With that, Craddock shut his teeth grimly and refused to say any more. But presently, as the night began to wear thin, and the moon slid behind the dense foliage at the back of the village, he crept out into the open and for a moment contemplated the conical mass of rubbish of which the ants' nest was composed. Then quite deliberately he lay down on his stomach and buried his two arms, with the long splint between them, in the crown of the nest. With sudden enlightenment Stewer watched him. He knew that Craddock, with his indomitable pluck and cheery courage, meant to keep his arms buried there until the little white devils in the nest had eaten their way through the thong that had been woven between the two holes at the end of the bamboo cane, and, stolid as he was, Stewer gasped with admiration at Craddock's amazing fortitude.

"Here, come out of it!" he cried. "It isn't worth while. Better let Sambi have the gramophone a thousand times over."

"I never was beaten by a nigger yet..." Craddock began, and then his voice trailed off into a whisper. Already the little white insects, raging furiously at this assault upon their citadel, were swarming all over his arms, until the blood began to stream from a hundred tiny punctures. And still he held on, suffering untold agonies, knowing full well that, if he could only hold up for a little longer, the white foe would cease to rage, and turn its attention to the succulent green hide with which he was bound. It was half an hour or more before Craddock, straining at his bonds, felt them relax like a piece of elastic. Then, with a fine effort, he snapped the last threads of green hide and rose to his feet with a pair of forearms dripping red.

"There!" he said, as he staggered giddily towards the hut. "Didn't I tell you it would be all right? But, my aunt, I wouldn't go through that again for all the gold in Africa! But no nigger—"

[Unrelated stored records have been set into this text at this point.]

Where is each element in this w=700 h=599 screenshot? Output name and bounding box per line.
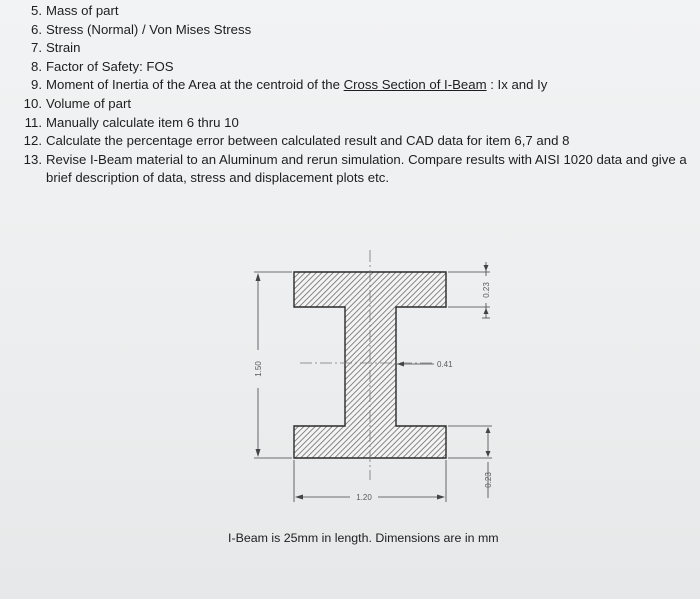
height-dimension-label: 1.50: [254, 361, 263, 377]
web-thickness-arrow: [397, 362, 404, 367]
width-dimension-label: 1.20: [356, 493, 372, 502]
top-flange-arrow: [484, 308, 489, 314]
bottom-flange-label: 0.23: [484, 472, 493, 488]
top-flange-label: 0.23: [482, 282, 491, 298]
list-item: 11. Manually calculate item 6 thru 10: [24, 114, 239, 130]
bottom-flange-arrow: [486, 427, 491, 433]
width-arrow-left: [295, 495, 303, 500]
list-item: 7. Strain: [31, 40, 81, 56]
height-arrow-top: [256, 273, 261, 281]
drawing-caption: I-Beam is 25mm in length. Dimensions are in mm: [228, 531, 499, 545]
height-arrow-bottom: [256, 449, 261, 457]
list-item: 10. Volume of part: [23, 95, 132, 111]
list-item: 5. Mass of part: [31, 3, 119, 18]
list-item: 6. Stress (Normal) / Von Mises Stress: [31, 21, 252, 37]
list-item: 13. Revise I-Beam material to an Aluminum and rerun simulation. Compare results with AISI 1020 data and give a brief description of data, stress and displacement plots etc.: [23, 151, 687, 186]
width-arrow-right: [437, 495, 445, 500]
list-item: 9. Moment of Inertia of the Area at the centroid of the Cross Section of I-Beam : Ix and Iy: [31, 77, 548, 93]
bottom-flange-arrow: [486, 451, 491, 457]
cross-section-link[interactable]: Cross Section of I-Beam: [343, 77, 487, 93]
top-flange-arrow: [484, 265, 489, 271]
list-item: 8. Factor of Safety: FOS: [31, 58, 174, 74]
list-item: 12. Calculate the percentage error between calculated result and CAD data for item 6,7 and 8: [23, 133, 570, 149]
web-thickness-label: 0.41: [437, 360, 453, 369]
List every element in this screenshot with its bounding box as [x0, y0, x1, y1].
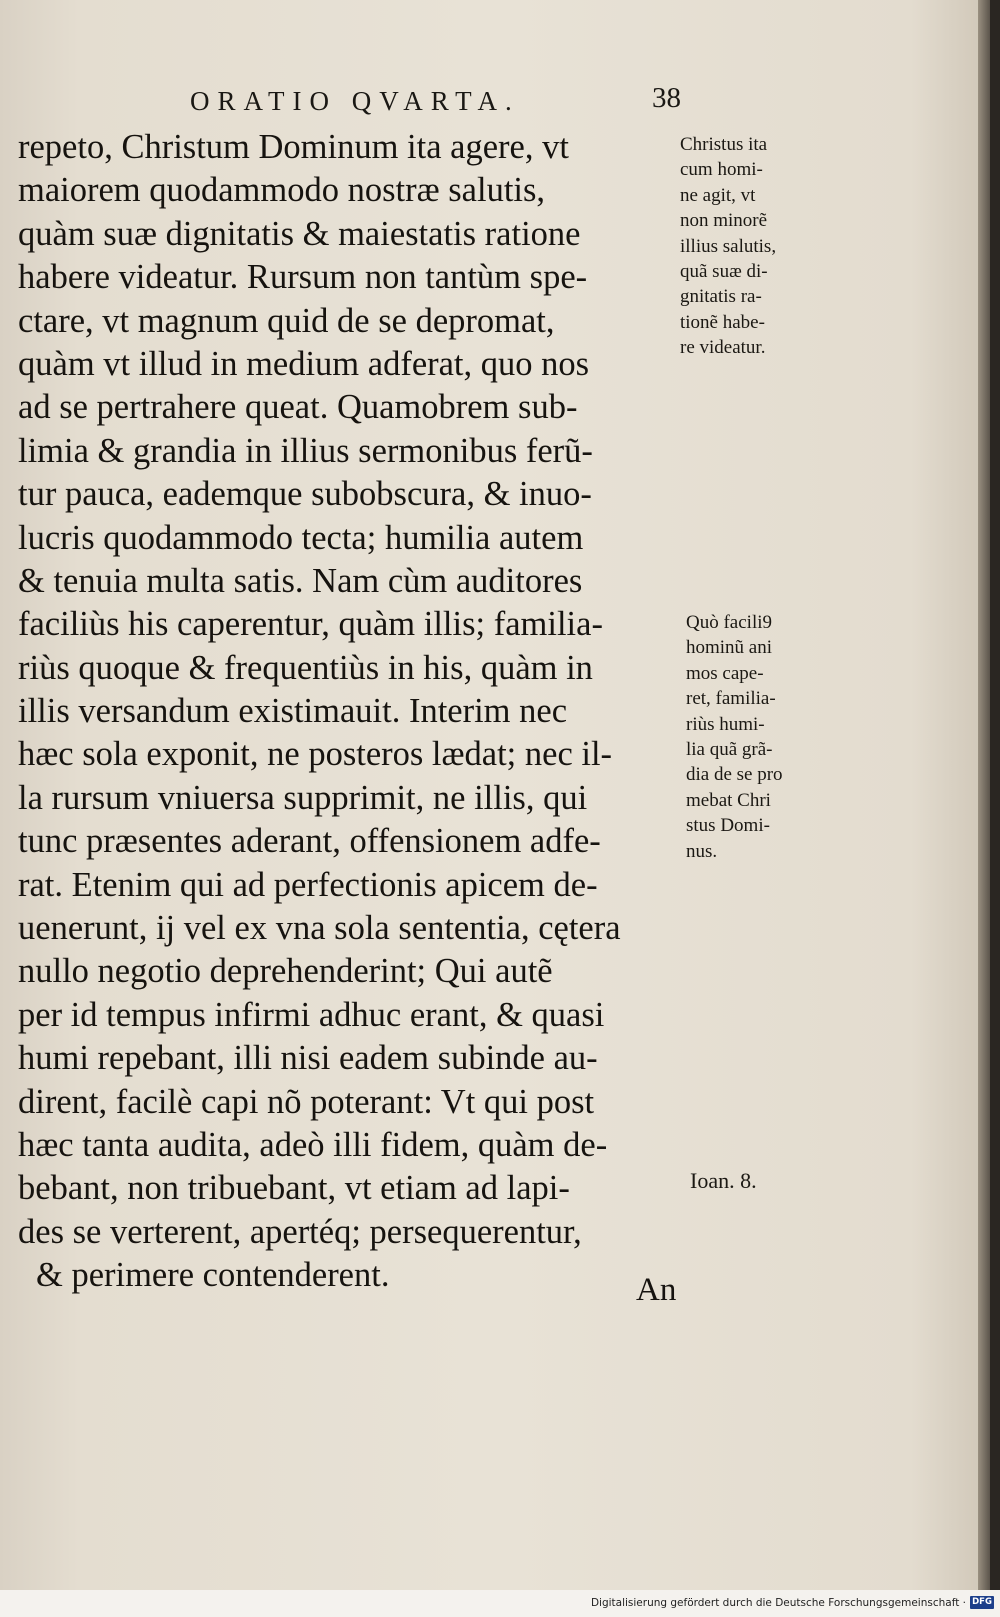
running-title: ORATIO QVARTA.	[190, 86, 520, 116]
margin-note-line: mos cape-	[686, 662, 764, 684]
margin-note-line: re videatur.	[680, 337, 766, 359]
margin-note-quo-facilius	[686, 610, 824, 864]
margin-note-line: gnitatis ra-	[680, 286, 762, 308]
margin-note-line: tionẽ habe-	[680, 311, 765, 333]
text-line: hæc sola exponit, ne posteros lædat; nec il-	[18, 735, 613, 774]
digitization-credit: Digitalisierung gefördert durch die Deutsche Forschungsgemeinschaft ·	[590, 1597, 966, 1609]
text-line: quàm vt illud in medium adferat, quo nos	[18, 344, 590, 383]
text-line: nullo negotio deprehenderint; Qui autẽ	[18, 952, 553, 991]
text-line: & tenuia multa satis. Nam cùm auditores	[18, 561, 583, 600]
margin-note-line: quã suæ di-	[680, 260, 768, 282]
margin-note-line: illius salutis,	[680, 235, 777, 257]
margin-note-line: Christus ita	[680, 134, 768, 155]
text-line: uenerunt, ij vel ex vna sola sententia, cętera	[18, 909, 621, 948]
margin-note-line: non minorẽ	[680, 210, 768, 232]
main-text-block	[18, 126, 688, 1298]
text-line: faciliùs his caperentur, quàm illis; familia-	[18, 605, 603, 644]
text-line: habere videatur. Rursum non tantùm spe-	[18, 258, 588, 297]
margin-note-line: nus.	[686, 840, 718, 862]
text-line: la rursum vniuersa supprimit, ne illis, qui	[18, 778, 588, 817]
text-line: repeto, Christum Dominum ita agere, vt	[18, 128, 569, 166]
margin-note-line: Quò facili9	[686, 612, 773, 633]
margin-note-line: lia quã grã-	[686, 738, 773, 760]
text-line: quàm suæ dignitatis & maiestatis ratione	[18, 214, 581, 253]
text-line: riùs quoque & frequentiùs in his, quàm in	[18, 648, 593, 687]
margin-note-line: ne agit, vt	[680, 184, 756, 206]
margin-note-line: dia de se pro	[686, 764, 783, 786]
margin-note-christus	[680, 132, 818, 361]
text-line: tunc præsentes aderant, offensionem adfe-	[18, 822, 601, 861]
text-line: des se verterent, apertéq; persequerentur,	[18, 1212, 582, 1251]
margin-note-line: cum homi-	[680, 159, 763, 181]
page-number: 38	[652, 82, 681, 114]
text-line: maiorem quodammodo nostræ salutis,	[18, 171, 546, 210]
margin-note-line: ret, familia-	[686, 688, 776, 710]
text-line: lucris quodammodo tecta; humilia autem	[18, 518, 584, 557]
text-line: limia & grandia in illius sermonibus ferũ-	[18, 431, 593, 470]
margin-note-line: hominũ ani	[686, 637, 773, 659]
margin-note-line: stus Domi-	[686, 815, 770, 837]
text-line: dirent, facilè capi nõ poterant: Vt qui post	[18, 1082, 595, 1121]
text-line: per id tempus infirmi adhuc erant, & quasi	[18, 995, 605, 1034]
text-line: ctare, vt magnum quid de se depromat,	[18, 301, 555, 340]
text-line: & perimere contenderent.	[36, 1256, 390, 1295]
page-edge-shadow	[978, 0, 990, 1590]
text-line: ad se pertrahere queat. Quamobrem sub-	[18, 388, 578, 427]
text-line: illis versandum existimauit. Interim nec	[18, 692, 568, 731]
margin-note-line: mebat Chri	[686, 789, 771, 811]
text-line: rat. Etenim qui ad perfectionis apicem de-	[18, 865, 598, 904]
text-line: humi repebant, illi nisi eadem subinde au-	[18, 1039, 598, 1078]
text-line: hæc tanta audita, adeò illi fidem, quàm de-	[18, 1125, 608, 1164]
text-line: tur pauca, eademque subobscura, & inuo-	[18, 475, 592, 514]
margin-note-scripture-reference: Ioan. 8.	[690, 1168, 757, 1193]
margin-note-line: riùs humi-	[686, 713, 765, 735]
catchword: An	[636, 1272, 677, 1308]
dfg-logo: DFG	[970, 1596, 994, 1609]
text-line: bebant, non tribuebant, vt etiam ad lapi-	[18, 1169, 570, 1208]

With that he fainted, and it was some moments before he came to himself again. He stripped himself to the buff, and, after carefully removing every ant from his clothing, proceeded to cut Stewer's bonds. This being done, he dressed those raw and bleeding arms of his, and then, though writhing in pain, sat down to await the dawn and Sambi's coming.

He came in due course, with a grin upon that ebony face of his, to find his prisoners squatting on the floor much as he had left them the night before.

"You are ready for me now?" he asked.

"That is so," Craddock drawled, as he turned over on his left side and covered Sambi with a revolver. "I guess you've hit it, my friend. I was never beaten by a nigger yet, and I'm too old to begin now."

Sambi, with all the fatality of his clan, folded his hands over his capacious stomach and waited for what was coming to him.

"My lord is a great man," he said, "and his days will be long on the earth. And behold, I am ready"

With that Craddock shot him neatly and artistically through the centre of the forehead, and he collapsed without a sound on the floor of the hut.

"Well, that's a good job done," Stewer said. "And what's the next item on the programme?"

"Well, I'm not quite sure," Craddock said. "Shall we bury him and say nothing about it, or shall we wait here till Bomba comes back, and tell him the whole story? If we bury him properly, those chaps, when they come back, may think that he was killed in battle; but my idea is to clear out altogether and leave them to draw their own conclusions. What do you say?"

"Clear," Stewer said laconically. "Quick!"